Le Conseil de sécurité des Nations unies. 

		(Photo : AFP)
Le Conseil de sécurité des Nations unies.
(Photo : AFP)
Les Nations unies ont dévoilé 101 propositions pour se réformer. Le rapport, très attendu, a été élaboré par un comité de sages dont faisait partie le Français Robert Badinter. Il pourrait s’agir de la plus ambitieuse réforme de l’ONU depuis sa création en 1945. Le plus dur sera de faire accepter un élargissement du conseil de sécurité, de 15 à 24 membres.

De notre correspondant aux Nations unies, à New York.

 Le projet de réforme est multi facettes, mais sa proposition la plus spectaculaire touche la réforme du Conseil de sécurité. Le poids lourd de l’ONU est actuellement composé de 15 membres, dont cinq permanents, dotés d’un droit de veto : les Etats-Unis, la Russie, la Chine, la Grande Bretagne et la France. Les autres membres sont élus pour deux ans. Parce que cette composition, qui reflétait plus ou moins le rapport des forces au lendemain de la seconde guerre mondiale, laisse de côté des pays de premier rang sur la scène internationale, il existe un consensus sur la nécessité d’une refonte. Les sages proposent d’inclure neuf nouveaux membres, mais le sujet est tellement controversé qu’ils ont préféré faire deux propositions. La première prévoit la création de huit nouveaux sièges « semi permanents » attribués pour 4 ans renouvelables, ainsi que la création d’un nouveau siège de non permanent. Ce cas de figure déplaît fortement au G4, qui regroupe l’Allemagne, le Japon, le Brésil et l’Inde, quatre pays unis depuis quelques mois pour réclamer chacun une place à la table du conseil de sécurité, en tant que membres permanents dotés du droit de veto.

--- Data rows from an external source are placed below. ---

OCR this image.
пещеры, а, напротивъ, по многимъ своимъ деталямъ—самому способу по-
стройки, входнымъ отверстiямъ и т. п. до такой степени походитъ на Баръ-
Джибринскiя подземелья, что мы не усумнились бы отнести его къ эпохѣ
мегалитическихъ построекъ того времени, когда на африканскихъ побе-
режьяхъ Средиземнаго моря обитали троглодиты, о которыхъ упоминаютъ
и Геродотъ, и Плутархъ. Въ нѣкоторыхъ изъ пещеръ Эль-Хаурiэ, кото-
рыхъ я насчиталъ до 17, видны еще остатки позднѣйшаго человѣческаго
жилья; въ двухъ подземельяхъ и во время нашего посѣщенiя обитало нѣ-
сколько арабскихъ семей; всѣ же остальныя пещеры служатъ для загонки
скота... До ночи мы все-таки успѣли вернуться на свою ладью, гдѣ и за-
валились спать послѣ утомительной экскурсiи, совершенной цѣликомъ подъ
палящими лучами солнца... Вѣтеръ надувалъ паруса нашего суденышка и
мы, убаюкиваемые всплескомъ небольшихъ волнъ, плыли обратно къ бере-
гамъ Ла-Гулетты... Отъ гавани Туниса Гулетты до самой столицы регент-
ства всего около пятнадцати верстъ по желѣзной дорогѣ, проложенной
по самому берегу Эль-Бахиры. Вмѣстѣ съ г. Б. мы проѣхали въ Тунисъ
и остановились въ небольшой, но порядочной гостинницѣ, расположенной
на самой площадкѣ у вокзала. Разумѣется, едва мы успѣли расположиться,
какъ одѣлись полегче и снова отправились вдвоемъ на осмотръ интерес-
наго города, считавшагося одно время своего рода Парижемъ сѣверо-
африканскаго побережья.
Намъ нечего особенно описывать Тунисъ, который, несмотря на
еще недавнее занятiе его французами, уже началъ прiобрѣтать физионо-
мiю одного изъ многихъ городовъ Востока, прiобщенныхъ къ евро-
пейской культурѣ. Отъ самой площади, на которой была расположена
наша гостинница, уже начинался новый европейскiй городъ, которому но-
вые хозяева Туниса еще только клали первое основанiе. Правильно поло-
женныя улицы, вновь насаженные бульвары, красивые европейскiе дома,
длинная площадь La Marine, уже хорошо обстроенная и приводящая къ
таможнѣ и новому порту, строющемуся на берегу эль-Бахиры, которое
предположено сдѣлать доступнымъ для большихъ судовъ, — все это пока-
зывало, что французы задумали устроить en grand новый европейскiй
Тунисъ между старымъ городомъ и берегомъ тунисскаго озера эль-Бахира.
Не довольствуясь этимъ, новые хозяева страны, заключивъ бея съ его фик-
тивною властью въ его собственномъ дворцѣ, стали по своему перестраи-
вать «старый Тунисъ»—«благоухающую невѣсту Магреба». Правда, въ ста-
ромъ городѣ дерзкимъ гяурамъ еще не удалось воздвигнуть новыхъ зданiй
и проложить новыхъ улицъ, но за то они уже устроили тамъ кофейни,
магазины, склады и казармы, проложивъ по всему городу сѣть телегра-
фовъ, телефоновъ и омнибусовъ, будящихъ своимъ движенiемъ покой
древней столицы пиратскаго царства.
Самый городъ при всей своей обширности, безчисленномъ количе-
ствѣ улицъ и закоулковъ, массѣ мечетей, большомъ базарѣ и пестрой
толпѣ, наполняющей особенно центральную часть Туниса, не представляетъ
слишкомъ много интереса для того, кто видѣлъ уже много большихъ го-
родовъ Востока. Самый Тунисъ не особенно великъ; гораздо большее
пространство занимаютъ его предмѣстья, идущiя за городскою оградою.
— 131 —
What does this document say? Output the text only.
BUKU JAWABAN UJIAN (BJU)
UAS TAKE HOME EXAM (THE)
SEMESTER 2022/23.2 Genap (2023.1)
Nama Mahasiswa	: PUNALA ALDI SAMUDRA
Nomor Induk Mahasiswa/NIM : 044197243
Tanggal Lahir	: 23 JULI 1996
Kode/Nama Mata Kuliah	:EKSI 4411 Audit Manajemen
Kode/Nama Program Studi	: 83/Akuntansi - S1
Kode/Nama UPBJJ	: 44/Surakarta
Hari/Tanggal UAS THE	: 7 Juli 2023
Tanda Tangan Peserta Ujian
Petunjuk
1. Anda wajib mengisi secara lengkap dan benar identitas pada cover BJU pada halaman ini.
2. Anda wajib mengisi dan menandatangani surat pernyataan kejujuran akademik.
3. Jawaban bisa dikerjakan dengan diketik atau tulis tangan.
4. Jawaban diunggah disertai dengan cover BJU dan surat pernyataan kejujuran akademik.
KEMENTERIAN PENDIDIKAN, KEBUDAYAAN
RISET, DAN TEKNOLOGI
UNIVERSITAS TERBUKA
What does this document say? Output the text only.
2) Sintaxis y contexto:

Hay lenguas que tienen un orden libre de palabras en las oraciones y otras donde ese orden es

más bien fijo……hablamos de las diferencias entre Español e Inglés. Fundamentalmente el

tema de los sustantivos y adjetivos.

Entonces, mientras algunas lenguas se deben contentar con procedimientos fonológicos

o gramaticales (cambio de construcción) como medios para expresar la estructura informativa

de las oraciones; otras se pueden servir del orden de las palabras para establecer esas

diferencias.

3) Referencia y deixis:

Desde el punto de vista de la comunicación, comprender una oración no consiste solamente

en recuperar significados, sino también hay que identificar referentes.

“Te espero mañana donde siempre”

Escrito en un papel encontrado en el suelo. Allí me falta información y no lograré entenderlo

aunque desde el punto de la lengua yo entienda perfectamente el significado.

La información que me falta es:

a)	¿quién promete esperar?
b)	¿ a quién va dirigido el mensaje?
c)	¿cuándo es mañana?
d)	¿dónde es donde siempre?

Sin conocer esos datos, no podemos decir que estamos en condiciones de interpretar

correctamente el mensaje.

Ils favorisent la seconde proposition des sages : la création de 3 sièges tournants et de six sièges permanents, deux pour l’Asie, deux pour l’Afrique, un pour l’Europe, et un pour les Amériques. Le G4 serait servi, et il ne resterait au Nigeria, à l’Egypte et à l’Afrique du sud qu’à se disputer les deux sièges africains. Aucun de ces nouveaux membres permanents ne serait toutefois doté d’un droit de veto, mais le compromis devrait être acceptable. Car trop de pouvoirs pour les nouveaux couronnés risquerait d’attiser la jalousie de leurs voisins régionaux, comme l’Italie, l’Espagne, le Pakistan ou l’Argentine qui, avec d’autres, ont uni leurs forces depuis plusieurs années pour bloquer, avec succès, tout projet de réforme du Conseil qui favorise leurs rivaux. Il reste aussi deux gros points d’interrogation : comment réagira la Chine, hostile à une entrée du Japon. Et que feront les Etats-Unis, curieusement silencieux sur ces projets. Pour faire passer une telle réforme, il faut les deux-tiers des 191 Etats membres de l’assemblée générale, et l’accord des cinq permanents. Jusqu’à maintenant, pour cette raison, tous les efforts de réforme ont échoué.

Identifier les menaces

Le rapport, intitulé « Un monde plus sûr : une responsabilité partagée », a été rédigé par 16 personnalités reconnues, dont le Français Robert Badinter, sous la direction de l’ancien premier ministre thaïlandais Anand Panyarachun. Les attentats du 11 septembre et les divisions nées de la guerre en Irak ont poussé Kofi Annan à constituer ce panel pour étudier les réformes nécessaires pour faire face aux menaces du 21ème siècle. Dans le rapport, ces menaces sont clairement identifiées : les problèmes économiques et sociaux (pauvreté, Sida, environnement), les guerres entre pays, les conflits internes à chaque pays, les armes de destruction massive, le terrorisme et la criminalité transnationale organisée. Kofi Annan veut progresser sur tous ces fronts, et il a fait de la réforme de l’ONU une affaire personnelle. Il rédigera en mars un rapport regroupant une dizaine de propositions clés qui seront soumises à l’assemblée générale de l’ONU de septembre prochain, qui marquera les 60 ans de l’organisation et sera l’occasion d’un point sur les progrès en vue des objectifs que s’est fixée l’ONU pour le nouveau millénaire. Kofi Annan espère faire de cette réforme, qui piétine depuis des années, la pièce angulaire de son mandat, qui expire fin 2006.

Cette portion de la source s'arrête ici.